Inside Politics

Romney: Santorum will maintain key role in GOP

Tuesday, April 10, 2012
Mitt Romney in Wilmington, Del. Mitt Romney in Wilmington, Del.

Republican presidential front-runner Mitt Romney said Tuesday he was surprised by Rick Santorum's departure from the nomination race and that he has yet to turn to matters such as gathering names of possible running mates.

"I do not even have a list," a buoyant Romney told Delaware voters a few hours after Santorum suspended his campaign and cleared the path for Romney's nomination.

"This has been a good day for me," he said.

The world was watching Wilmington, Delaware Tuesday night as the presumptive Republican presidential nominee addressed a crowd of supporters.

Mitt Romney spoke briefly about Rick Santorum's decision to leave the race.

"We both have a great deal of interest in seeing the country taken in a very different path," said Romney.

Even though primary day is two weeks away in Delaware and Pennsylvania, voters we spoke with said it was time for Santorum to bow out.

"I think he did the right thing because he was losing anyway, so i don't think he had much a chance of becoming nominated," said Ben Henderson of West Oak Lane.

"I think it's time for Republicans to get behind one guy and let's have a race," said Joe Maguire of Ambler, Pa.

Political watchers say the intensity of Romney versus President Obama will now increase much sooner than later.

While the president was fundraising in Florida Tuesday, his campaign released a statement saying Romney has promised to return to the same policies that created the economic crisis.

Back in Delaware at a steel and construction company, RC Fabricators, which is led by a female CEO, Romney struck while the iron was hot.

"The real war on women has been the job losses as a result of the obama economy," he said.

A new ABC/Washington Post poll has the president with a seven point lead over Romney.

Saint Joseph's University history professor and political analyst Randall Miller, PhD says now is the time for Romney to restock his war chest.

"This allows him to take the resources he has, get more resources and invest them where he wants to invest them which is of course in the general election and running against Obama," said Miller.

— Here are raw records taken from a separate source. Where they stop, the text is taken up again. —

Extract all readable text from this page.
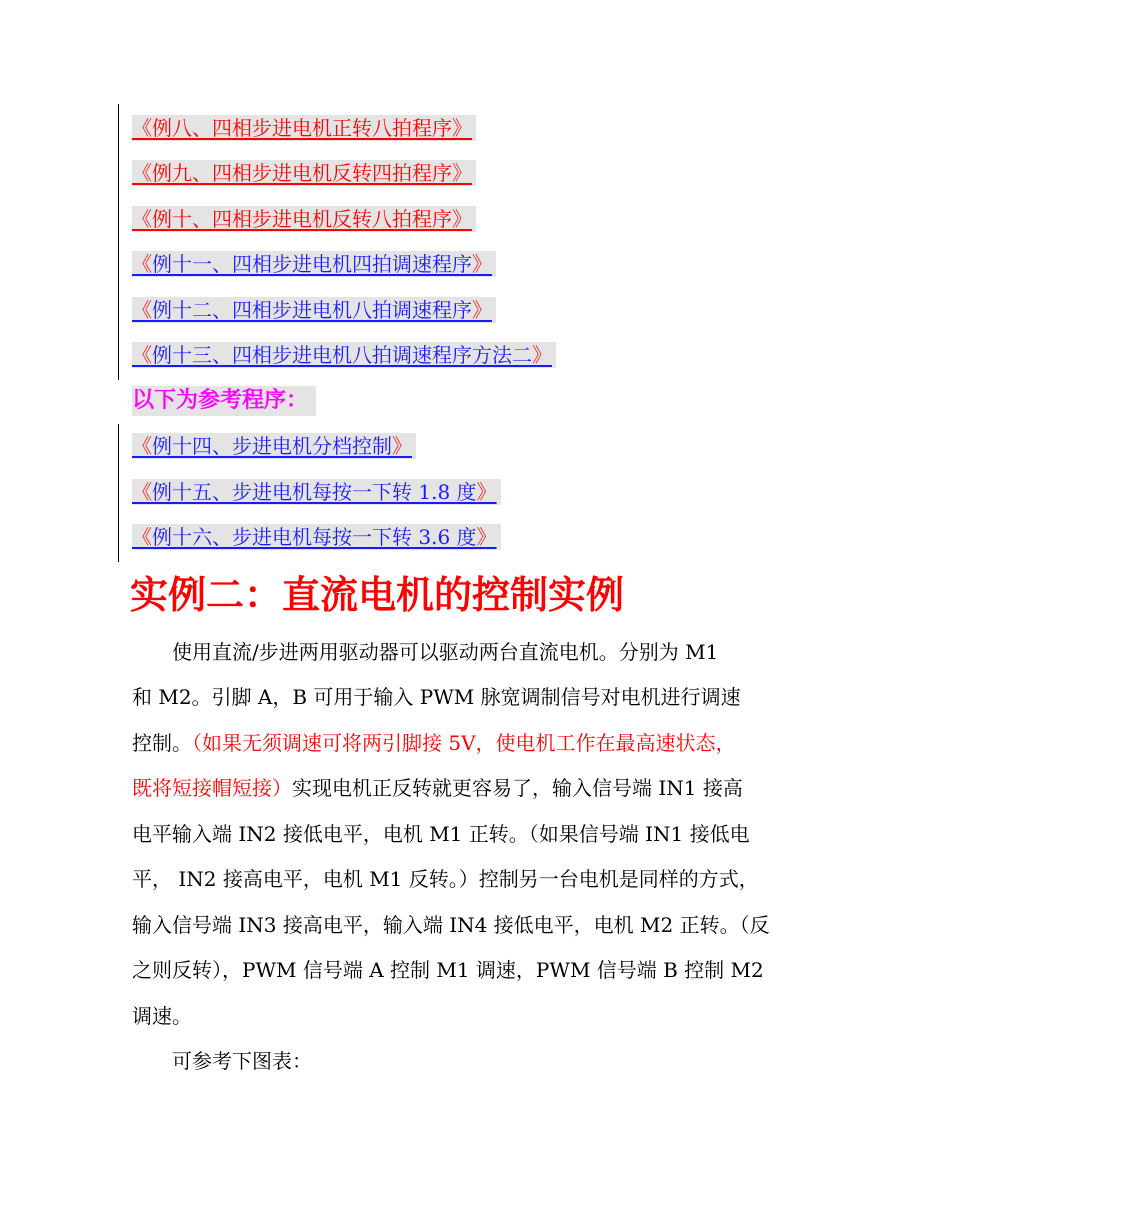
《例八、四相步进电机正转八拍程序》
《例九、四相步进电机反转四拍程序》
《例十、四相步进电机反转八拍程序》
《例十一、四相步进电机四拍调速程序》
《例十二、四相步进电机八拍调速程序》
《例十三、四相步进电机八拍调速程序方法二》
以下为参考程序：
《例十四、步进电机分档控制》
《例十五、步进电机每按一下转 1.8 度》
《例十六、步进电机每按一下转 3.6 度》
实例二：直流电机的控制实例
使用直流/步进两用驱动器可以驱动两台直流电机。分别为 M1
和 M2。引脚 A，B 可用于输入 PWM 脉宽调制信号对电机进行调速
控制。（如果无须调速可将两引脚接 5V，使电机工作在最高速状态，
既将短接帽短接）实现电机正反转就更容易了，输入信号端 IN1 接高
电平输入端 IN2 接低电平，电机 M1 正转。（如果信号端 IN1 接低电
平， IN2 接高电平，电机 M1 反转。）控制另一台电机是同样的方式，
输入信号端 IN3 接高电平，输入端 IN4 接低电平，电机 M2 正转。（反
之则反转），PWM 信号端 A 控制 M1 调速，PWM 信号端 B 控制 M2
调速。
可参考下图表：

Santorum's announcement in Gettysburg, Pa., didn't include an endorsement of Romney, but the former senator from Pennsylvania said defeating Obama remained a goal.

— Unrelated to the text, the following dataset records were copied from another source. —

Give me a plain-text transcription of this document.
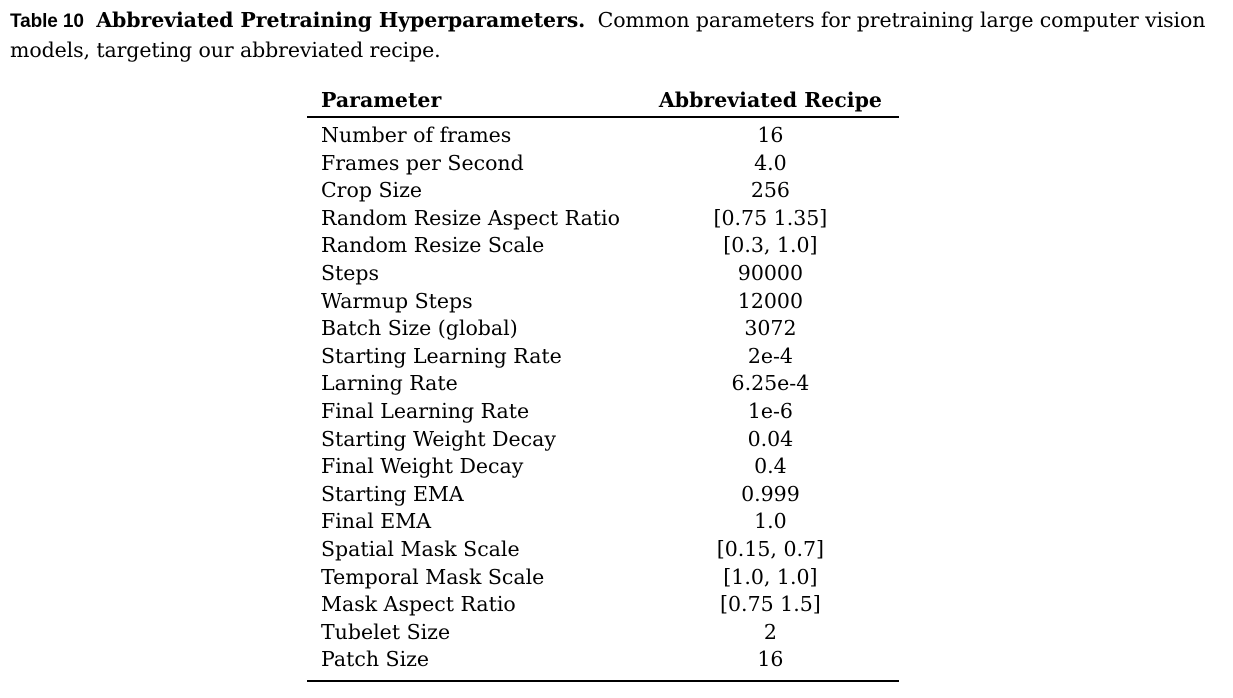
Table 10 Abbreviated Pretraining Hyperparameters. Common parameters for pretraining large computer vision models, targeting our abbreviated recipe.
Parameter	Abbreviated Recipe
Number of frames	16
Frames per Second	4.0
Crop Size	256
Random Resize Aspect Ratio	[0.75 1.35]
Random Resize Scale	[0.3, 1.0]
Steps	90000
Warmup Steps	12000
Batch Size (global)	3072
Starting Learning Rate	2e-4
Larning Rate	6.25e-4
Final Learning Rate	1e-6
Starting Weight Decay	0.04
Final Weight Decay	0.4
Starting EMA	0.999
Final EMA	1.0
Spatial Mask Scale	[0.15, 0.7]
Temporal Mask Scale	[1.0, 1.0]
Mask Aspect Ratio	[0.75 1.5]
Tubelet Size	2
Patch Size	16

Romney seemed content to shift slowly into his new role as the largely unencumbered Republican candidate. He made his traditional attacks on President Barack Obama's handling of the economy.

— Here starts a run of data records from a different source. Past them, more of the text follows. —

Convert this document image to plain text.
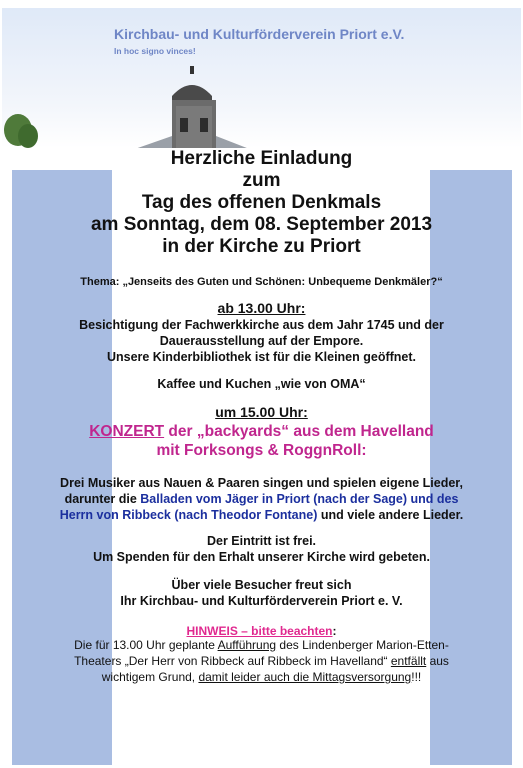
Kirchbau- und Kulturförderverein Priort e.V.
In hoc signo vinces!
Herzliche Einladung
zum
Tag des offenen Denkmals
am Sonntag, dem 08. September 2013
in der Kirche zu Priort
Thema: „Jenseits des Guten und Schönen: Unbequeme Denkmäler?“
ab 13.00 Uhr:
Besichtigung der Fachwerkkirche aus dem Jahr 1745 und der
Dauerausstellung auf der Empore.
Unsere Kinderbibliothek ist für die Kleinen geöffnet.
Kaffee und Kuchen „wie von OMA“
um 15.00 Uhr:
KONZERT der „backyards“ aus dem Havelland
mit Forksongs & RoggnRoll:
Drei Musiker aus Nauen & Paaren singen und spielen eigene Lieder,
darunter die Balladen vom Jäger in Priort (nach der Sage) und des
Herrn von Ribbeck (nach Theodor Fontane) und viele andere Lieder.
Der Eintritt ist frei.
Um Spenden für den Erhalt unserer Kirche wird gebeten.
Über viele Besucher freut sich
Ihr Kirchbau- und Kulturförderverein Priort e. V.
HINWEIS – bitte beachten:
Die für 13.00 Uhr geplante Aufführung des Lindenberger Marion-Etten-
Theaters „Der Herr von Ribbeck auf Ribbeck im Havelland“ entfällt aus
wichtigem Grund, damit leider auch die Mittagsversorgung!!!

His staff said he will attend scheduled events Wednesday in Rhode Island and Connecticut even though those states - like Delaware - are safely Democratic in presidential elections and therefore not contested in the fall.

Romney said Democrats are wrong to claim the GOP is waging a "war on women." He held Tuesday's speech at a large women-owned plant in Wilmington and said women have lost large numbers of jobs under Obama's administration.